Trump to pick from one of these designs for border wall with Mexico

Prototypes for US President Donald Trump's border wall with Mexico are seen behind the current border fence.
Prototypes for US President Donald Trump's border wall with Mexico are seen behind the current border fence. PHOTO: REUTERS

SAN DIEGO - The US Customs and Border Protection has released pictures showing the construction of several prototypes for the controversial US-Mexico border wall in San Diego County.

Eight nine-metre tall prototypes, four made of concrete and four of other materials, will be erected.

Media reports said that work on the prototypes started one week ago and all eight mock-ups will be completed in a month.

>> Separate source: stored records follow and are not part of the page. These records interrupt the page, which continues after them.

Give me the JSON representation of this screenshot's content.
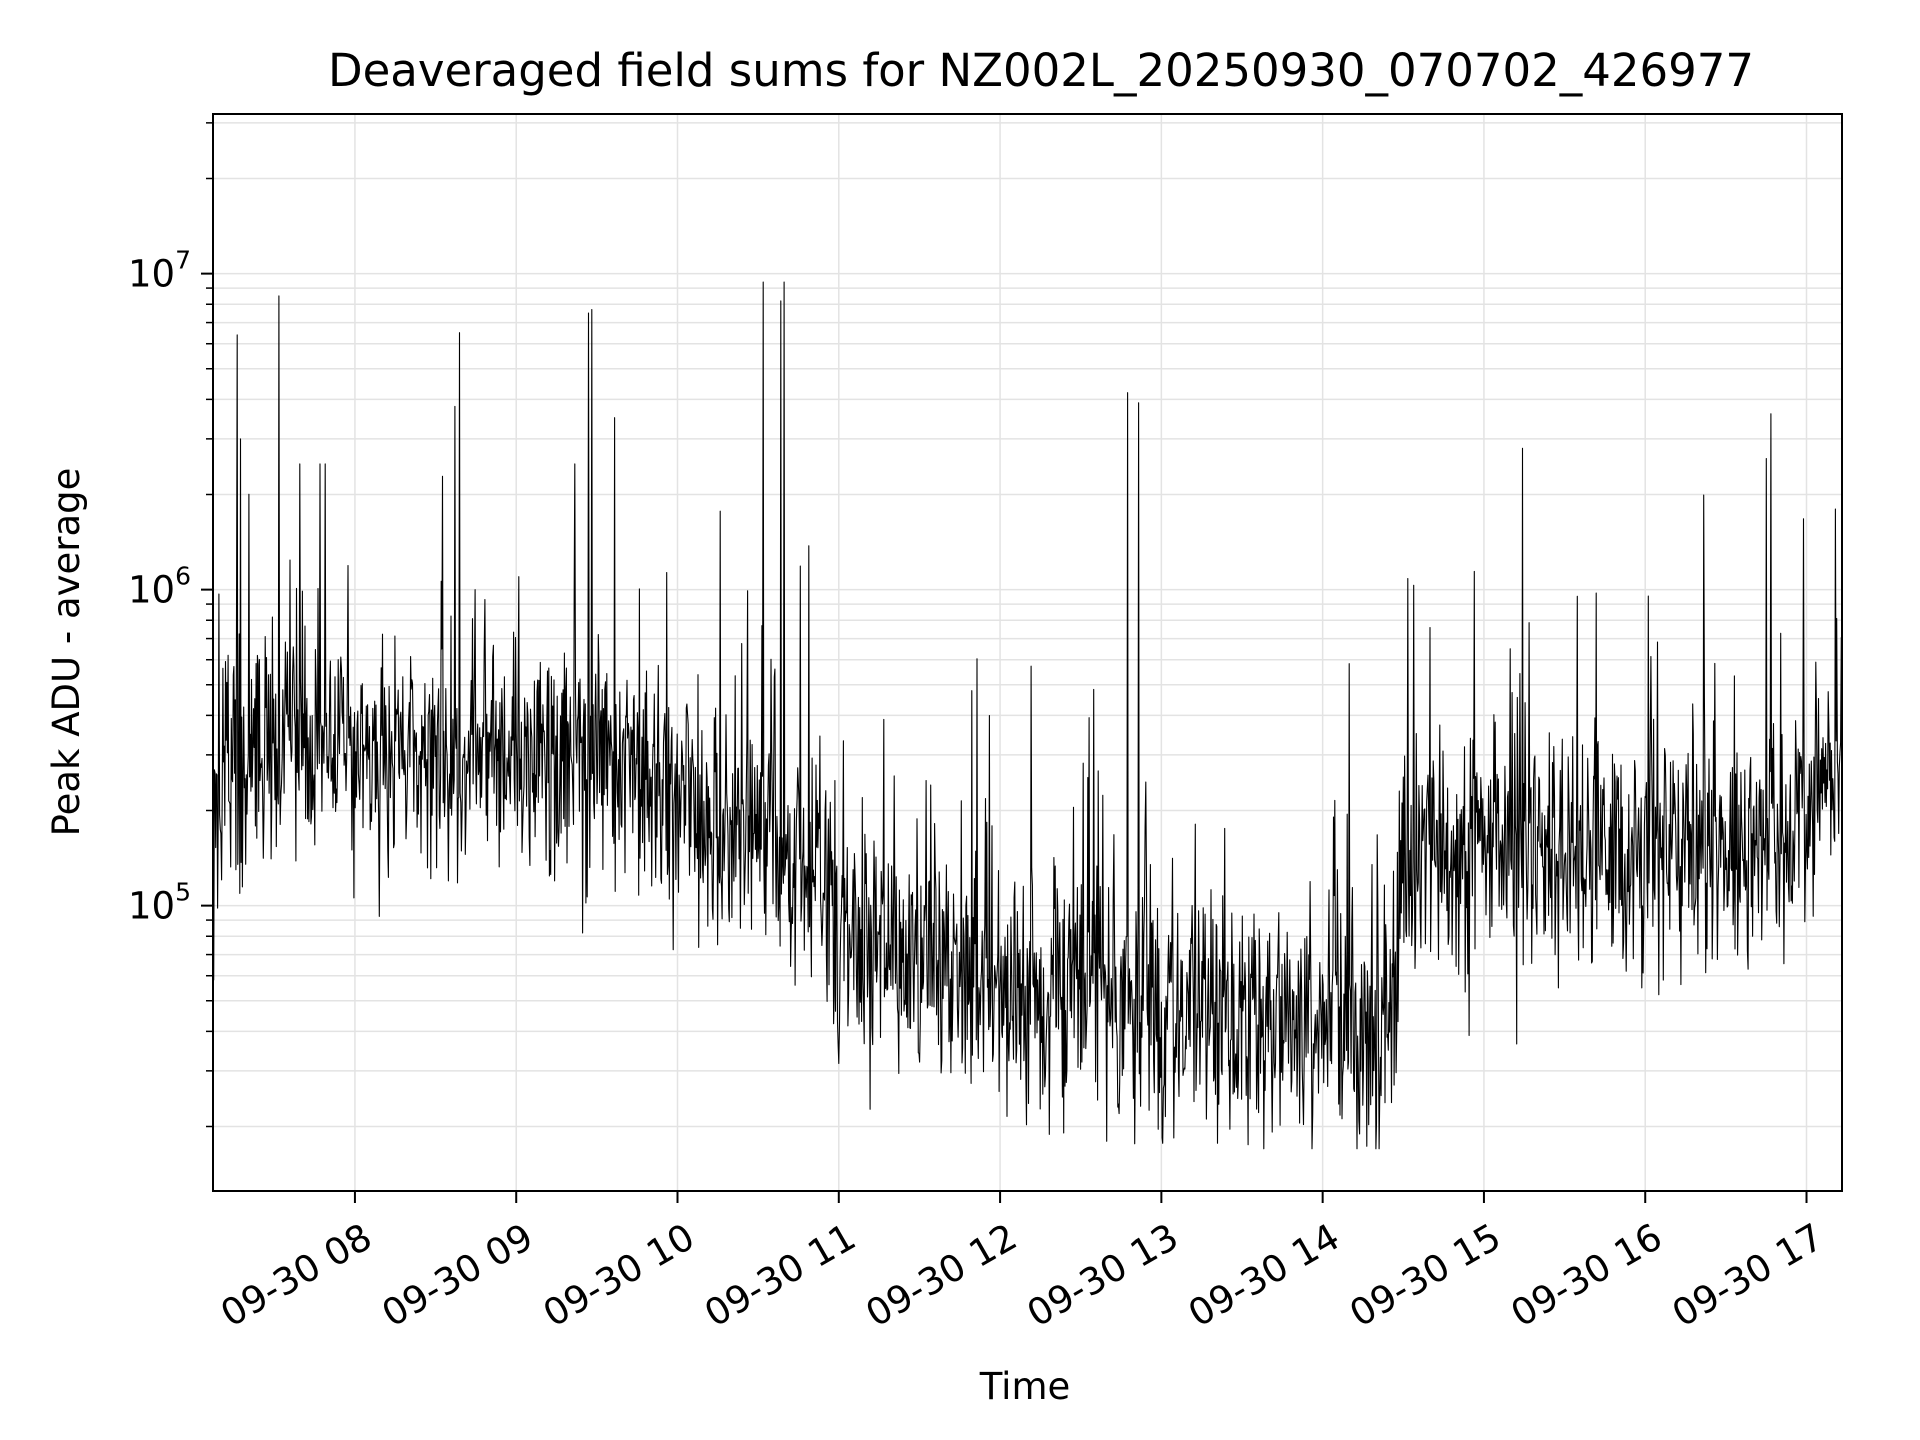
{
  "chart_data": {
    "type": "line",
    "title": "Deaveraged field sums for NZ002L_20250930_070702_426977",
    "xlabel": "Time",
    "ylabel": "Peak ADU - average",
    "yscale": "log",
    "xlim": [
      7.12,
      17.22
    ],
    "ylim": [
      12500,
      32000000
    ],
    "x_ticks": [
      {
        "value": 8,
        "label": "09-30 08"
      },
      {
        "value": 9,
        "label": "09-30 09"
      },
      {
        "value": 10,
        "label": "09-30 10"
      },
      {
        "value": 11,
        "label": "09-30 11"
      },
      {
        "value": 12,
        "label": "09-30 12"
      },
      {
        "value": 13,
        "label": "09-30 13"
      },
      {
        "value": 14,
        "label": "09-30 14"
      },
      {
        "value": 15,
        "label": "09-30 15"
      },
      {
        "value": 16,
        "label": "09-30 16"
      },
      {
        "value": 17,
        "label": "09-30 17"
      }
    ],
    "y_ticks": [
      {
        "value": 100000,
        "base": "10",
        "exponent": "5"
      },
      {
        "value": 1000000,
        "base": "10",
        "exponent": "6"
      },
      {
        "value": 10000000,
        "base": "10",
        "exponent": "7"
      }
    ],
    "grid": true,
    "series": [
      {
        "name": "Peak ADU - average",
        "color": "#000000",
        "baseline": [
          {
            "x": 7.12,
            "y": 260000
          },
          {
            "x": 7.5,
            "y": 330000
          },
          {
            "x": 8.0,
            "y": 300000
          },
          {
            "x": 8.5,
            "y": 290000
          },
          {
            "x": 9.0,
            "y": 300000
          },
          {
            "x": 9.5,
            "y": 280000
          },
          {
            "x": 10.0,
            "y": 200000
          },
          {
            "x": 10.5,
            "y": 170000
          },
          {
            "x": 10.9,
            "y": 120000
          },
          {
            "x": 11.0,
            "y": 75000
          },
          {
            "x": 11.5,
            "y": 65000
          },
          {
            "x": 12.0,
            "y": 52000
          },
          {
            "x": 12.5,
            "y": 55000
          },
          {
            "x": 13.0,
            "y": 50000
          },
          {
            "x": 13.5,
            "y": 45000
          },
          {
            "x": 14.0,
            "y": 42000
          },
          {
            "x": 14.45,
            "y": 45000
          },
          {
            "x": 14.5,
            "y": 140000
          },
          {
            "x": 15.0,
            "y": 150000
          },
          {
            "x": 15.5,
            "y": 140000
          },
          {
            "x": 16.0,
            "y": 140000
          },
          {
            "x": 16.5,
            "y": 150000
          },
          {
            "x": 17.0,
            "y": 180000
          },
          {
            "x": 17.22,
            "y": 300000
          }
        ],
        "peaks": [
          {
            "x": 7.27,
            "y": 6400000
          },
          {
            "x": 7.29,
            "y": 3000000
          },
          {
            "x": 7.53,
            "y": 1900000
          },
          {
            "x": 7.53,
            "y": 8500000
          },
          {
            "x": 8.62,
            "y": 3800000
          },
          {
            "x": 8.65,
            "y": 6500000
          },
          {
            "x": 9.45,
            "y": 7500000
          },
          {
            "x": 9.47,
            "y": 7700000
          },
          {
            "x": 9.61,
            "y": 3500000
          },
          {
            "x": 10.53,
            "y": 9400000
          },
          {
            "x": 10.64,
            "y": 8200000
          },
          {
            "x": 10.66,
            "y": 9400000
          },
          {
            "x": 12.79,
            "y": 4200000
          },
          {
            "x": 12.86,
            "y": 3900000
          },
          {
            "x": 15.24,
            "y": 2800000
          },
          {
            "x": 16.75,
            "y": 2600000
          },
          {
            "x": 16.78,
            "y": 3600000
          },
          {
            "x": 17.18,
            "y": 1800000
          }
        ],
        "note": "noisy time series of ~2500 samples; broad baseline and dominant spikes listed"
      }
    ]
  }
}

Following the completion of the prototype, each model will undergo testing to measure resistance to tampering and penetration.

President Donald Trump says he will pick the winning design in a month even though no funding has been approved by Congress yet for a border wall which he first proposed on his campaign trail to stop illegal crossing.

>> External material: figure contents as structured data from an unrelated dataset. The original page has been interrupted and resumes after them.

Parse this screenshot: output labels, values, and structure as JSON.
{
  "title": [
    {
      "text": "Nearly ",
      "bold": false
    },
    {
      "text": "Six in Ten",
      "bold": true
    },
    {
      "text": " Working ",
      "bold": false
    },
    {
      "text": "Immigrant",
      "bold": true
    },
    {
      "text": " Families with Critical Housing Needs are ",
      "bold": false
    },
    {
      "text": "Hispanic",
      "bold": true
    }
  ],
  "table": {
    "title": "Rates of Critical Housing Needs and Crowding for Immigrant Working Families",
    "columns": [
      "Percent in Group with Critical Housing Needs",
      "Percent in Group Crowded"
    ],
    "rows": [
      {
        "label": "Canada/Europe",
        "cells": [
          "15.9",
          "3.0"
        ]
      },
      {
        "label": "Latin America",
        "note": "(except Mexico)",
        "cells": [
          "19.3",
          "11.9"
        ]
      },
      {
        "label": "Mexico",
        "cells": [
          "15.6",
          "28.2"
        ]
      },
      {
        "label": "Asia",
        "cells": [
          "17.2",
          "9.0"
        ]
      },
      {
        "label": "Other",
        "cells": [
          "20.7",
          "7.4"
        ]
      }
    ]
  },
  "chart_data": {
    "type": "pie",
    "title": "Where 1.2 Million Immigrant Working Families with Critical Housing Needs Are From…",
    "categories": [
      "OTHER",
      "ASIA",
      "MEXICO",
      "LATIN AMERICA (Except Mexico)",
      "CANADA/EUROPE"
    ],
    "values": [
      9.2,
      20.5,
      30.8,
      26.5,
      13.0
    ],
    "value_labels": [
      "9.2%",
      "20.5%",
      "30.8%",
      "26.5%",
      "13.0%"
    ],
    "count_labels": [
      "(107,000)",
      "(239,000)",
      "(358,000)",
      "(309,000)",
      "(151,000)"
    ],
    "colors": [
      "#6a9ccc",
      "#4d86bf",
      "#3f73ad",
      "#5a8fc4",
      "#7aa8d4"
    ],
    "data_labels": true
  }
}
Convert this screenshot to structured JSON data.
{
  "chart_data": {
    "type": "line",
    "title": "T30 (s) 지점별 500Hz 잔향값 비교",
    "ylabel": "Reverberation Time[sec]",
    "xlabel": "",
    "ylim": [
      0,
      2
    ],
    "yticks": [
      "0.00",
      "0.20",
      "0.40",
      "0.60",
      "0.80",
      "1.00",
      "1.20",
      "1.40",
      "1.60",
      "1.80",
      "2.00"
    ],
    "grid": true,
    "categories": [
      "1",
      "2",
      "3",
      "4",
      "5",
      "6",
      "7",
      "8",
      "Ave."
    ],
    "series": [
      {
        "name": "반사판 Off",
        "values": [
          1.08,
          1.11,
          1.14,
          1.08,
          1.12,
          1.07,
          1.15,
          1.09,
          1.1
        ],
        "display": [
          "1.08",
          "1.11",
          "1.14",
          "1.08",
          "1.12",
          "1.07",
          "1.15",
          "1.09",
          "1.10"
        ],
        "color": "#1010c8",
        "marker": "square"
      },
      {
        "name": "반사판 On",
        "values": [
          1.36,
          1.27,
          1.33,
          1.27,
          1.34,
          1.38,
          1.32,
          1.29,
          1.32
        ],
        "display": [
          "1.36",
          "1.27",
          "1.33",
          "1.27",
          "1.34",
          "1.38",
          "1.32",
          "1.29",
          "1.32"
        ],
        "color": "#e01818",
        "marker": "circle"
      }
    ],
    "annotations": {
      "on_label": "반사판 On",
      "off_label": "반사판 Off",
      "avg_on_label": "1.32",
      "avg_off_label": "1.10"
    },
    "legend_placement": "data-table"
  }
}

During his 2016 presidential campaign, Mr Trump promised an entirely concrete wall modelled on those in Israel.

 

During a Senate hearing in April, then Secretary of Homeland Security John Kelly said it is "unlikely that we will build a wall or physical barrier from sea to shining sea" like Trump suggested during his campaign.

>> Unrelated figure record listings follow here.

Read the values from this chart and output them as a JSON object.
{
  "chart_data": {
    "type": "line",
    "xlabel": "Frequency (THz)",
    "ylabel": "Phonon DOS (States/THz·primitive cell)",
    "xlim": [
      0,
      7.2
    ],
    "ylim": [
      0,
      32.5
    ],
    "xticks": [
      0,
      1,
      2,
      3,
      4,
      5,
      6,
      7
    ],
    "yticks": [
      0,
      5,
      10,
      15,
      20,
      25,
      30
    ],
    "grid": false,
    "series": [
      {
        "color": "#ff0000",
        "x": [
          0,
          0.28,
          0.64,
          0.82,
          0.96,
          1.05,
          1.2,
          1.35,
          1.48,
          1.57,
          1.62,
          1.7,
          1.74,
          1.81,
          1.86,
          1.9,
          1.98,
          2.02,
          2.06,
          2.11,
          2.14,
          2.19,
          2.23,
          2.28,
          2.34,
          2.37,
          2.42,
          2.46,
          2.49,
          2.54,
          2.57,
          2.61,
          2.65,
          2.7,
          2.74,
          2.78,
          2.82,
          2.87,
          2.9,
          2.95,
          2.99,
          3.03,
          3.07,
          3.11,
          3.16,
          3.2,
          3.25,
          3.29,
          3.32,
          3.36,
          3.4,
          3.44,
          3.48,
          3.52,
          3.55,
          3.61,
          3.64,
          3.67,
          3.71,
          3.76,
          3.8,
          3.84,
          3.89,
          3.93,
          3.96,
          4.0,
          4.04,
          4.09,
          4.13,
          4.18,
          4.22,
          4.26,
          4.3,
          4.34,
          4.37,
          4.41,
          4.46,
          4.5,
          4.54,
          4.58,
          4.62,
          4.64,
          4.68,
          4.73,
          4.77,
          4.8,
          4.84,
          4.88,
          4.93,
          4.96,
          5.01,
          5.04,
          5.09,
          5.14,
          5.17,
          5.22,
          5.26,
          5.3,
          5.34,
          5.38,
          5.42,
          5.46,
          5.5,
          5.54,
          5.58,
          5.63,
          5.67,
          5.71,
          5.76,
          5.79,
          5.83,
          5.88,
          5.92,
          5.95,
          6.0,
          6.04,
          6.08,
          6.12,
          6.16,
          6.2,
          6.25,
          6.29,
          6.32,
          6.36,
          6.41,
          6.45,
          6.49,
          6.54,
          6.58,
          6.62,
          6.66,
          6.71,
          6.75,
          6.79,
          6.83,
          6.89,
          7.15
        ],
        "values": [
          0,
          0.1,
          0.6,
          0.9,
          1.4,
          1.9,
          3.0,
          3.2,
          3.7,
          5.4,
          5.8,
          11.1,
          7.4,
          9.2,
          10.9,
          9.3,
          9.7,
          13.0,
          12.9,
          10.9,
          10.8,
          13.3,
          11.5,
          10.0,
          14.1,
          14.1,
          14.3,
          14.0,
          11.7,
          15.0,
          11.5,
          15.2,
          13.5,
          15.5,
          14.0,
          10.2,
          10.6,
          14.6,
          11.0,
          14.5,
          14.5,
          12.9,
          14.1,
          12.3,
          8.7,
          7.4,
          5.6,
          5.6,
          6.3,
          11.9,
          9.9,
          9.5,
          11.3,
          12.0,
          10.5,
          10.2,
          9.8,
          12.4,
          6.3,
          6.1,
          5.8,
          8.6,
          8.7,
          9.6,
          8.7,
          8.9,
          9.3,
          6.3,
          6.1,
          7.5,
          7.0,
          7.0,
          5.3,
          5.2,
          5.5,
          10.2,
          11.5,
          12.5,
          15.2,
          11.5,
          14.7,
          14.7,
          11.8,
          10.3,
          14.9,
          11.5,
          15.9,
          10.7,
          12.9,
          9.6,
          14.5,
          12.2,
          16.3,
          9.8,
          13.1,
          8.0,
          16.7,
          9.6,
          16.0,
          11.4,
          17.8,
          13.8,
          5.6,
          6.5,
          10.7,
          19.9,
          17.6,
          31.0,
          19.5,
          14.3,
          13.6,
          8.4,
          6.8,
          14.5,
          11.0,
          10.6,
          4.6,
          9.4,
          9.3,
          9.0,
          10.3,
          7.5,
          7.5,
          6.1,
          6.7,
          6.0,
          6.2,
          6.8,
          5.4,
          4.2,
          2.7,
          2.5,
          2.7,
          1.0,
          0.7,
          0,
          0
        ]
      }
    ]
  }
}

Kelly said he believed significant sections of the border would consist of only electronic monitoring.

The mock-ups are being built near the Otay Mesa Port of Entry in San Diego by several companies that pitched designs to the Department of Homeland Security (DHS) in March.

The prototypes "are taking form or are near completion," CBP's San Diego branch tweeted.

An analysis by DHS in February revealed by Reuters found Trump's border wall proposal could cost as much as US$21.6 billion to build.

During the election campaign Trump promised voters the wall would cost roughly US$12 billion, but he originally said Mexico would pay for it.

Mexico's president Enrique Peña Nieto has repeated that Mexico would not put a single peso towards the US president's signature project.